Jillian Banfield trades in hell holes. In September, she could be found wading through the dark, hot, sulphurous innards of Richmond Mine at Iron Mountain, California, where blue stalactites ooze the most acidic water ever discovered, with a pH of −3.6. A year before that, she was pumping up a toxic soup of uranium, arsenic, molybdenum and other metals from underneath a decommissioned nuclear-processing site in Rifle, Colorado. From both sites she took samples back to her lab at the University of California, Berkeley, where she sequenced and analysed the DNA they contain in an attempt to work out which bacteria, archaea, viruses and fungi have decided to make that particular hell their home — and what it takes to survive there.
About a year ago, Banfield added a new location to her repertoire of foul study sites: the pencil-thin intestines coiled inside premature infants weighing less than 1.5 kilograms, in the neonatal intensive care unit of the University of Chicago, Illinois. Banfield had never dealt with microbes that live in humans. But her well-regarded work on the microbial communities of Richmond Mine had attracted the attention of two medical researchers.
One was Michael Morowitz, a neonatal surgeon then at the University of Chicago, and now at the University of Pittsburgh, Pennsylvania. Morowitz was studying necrotizing enterocolitis (NEC), a potentially fatal disease that destroys the bowels of premature babies. The other was David Relman of Stanford University in California, a leader in the burgeoning field exploring the human microbiota — the vast populations of microorganisms that live in and on the human body. Morowitz and Relman asked Banfield if she could help them understand the microbial mass in this unexplored landscape.

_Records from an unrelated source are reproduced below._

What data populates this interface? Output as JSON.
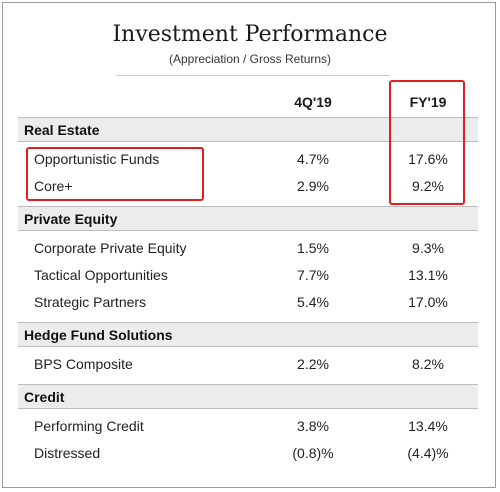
{
  "title": "Investment Performance",
  "subtitle": "(Appreciation / Gross Returns)",
  "columns": {
    "q": "4Q'19",
    "fy": "FY'19"
  },
  "sections": [
    {
      "name": "Real Estate",
      "rows": [
        {
          "name": "Opportunistic Funds",
          "q": "4.7%",
          "fy": "17.6%"
        },
        {
          "name": "Core+",
          "q": "2.9%",
          "fy": "9.2%"
        }
      ]
    },
    {
      "name": "Private Equity",
      "rows": [
        {
          "name": "Corporate Private Equity",
          "q": "1.5%",
          "fy": "9.3%"
        },
        {
          "name": "Tactical Opportunities",
          "q": "7.7%",
          "fy": "13.1%"
        },
        {
          "name": "Strategic Partners",
          "q": "5.4%",
          "fy": "17.0%"
        }
      ]
    },
    {
      "name": "Hedge Fund Solutions",
      "rows": [
        {
          "name": "BPS Composite",
          "q": "2.2%",
          "fy": "8.2%"
        }
      ]
    },
    {
      "name": "Credit",
      "rows": [
        {
          "name": "Performing Credit",
          "q": "3.8%",
          "fy": "13.4%"
        },
        {
          "name": "Distressed",
          "q": "(0.8)%",
          "fy": "(4.4)%"
        }
      ]
    }
  ],
  "colors": {
    "highlight": "#e02020",
    "band": "#ececec"
  }
}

Banfield said yes — and the three struck up a collaboration. They are now bringing Banfield's techniques to bear on humans, and are sequencing and analysing microbial genes in fine detail to resolve whether hard-to-distinguish species or strains correlate with NEC and might promote it. Elsewhere, similar collaborations are linking those exploring the human microbiota in the intestine, skin, mouth and other surfaces with microbial ecologists, such as Banfield, who have already made a career out of studying microbial universes in environments such as soil, ocean water and toxic waste sites.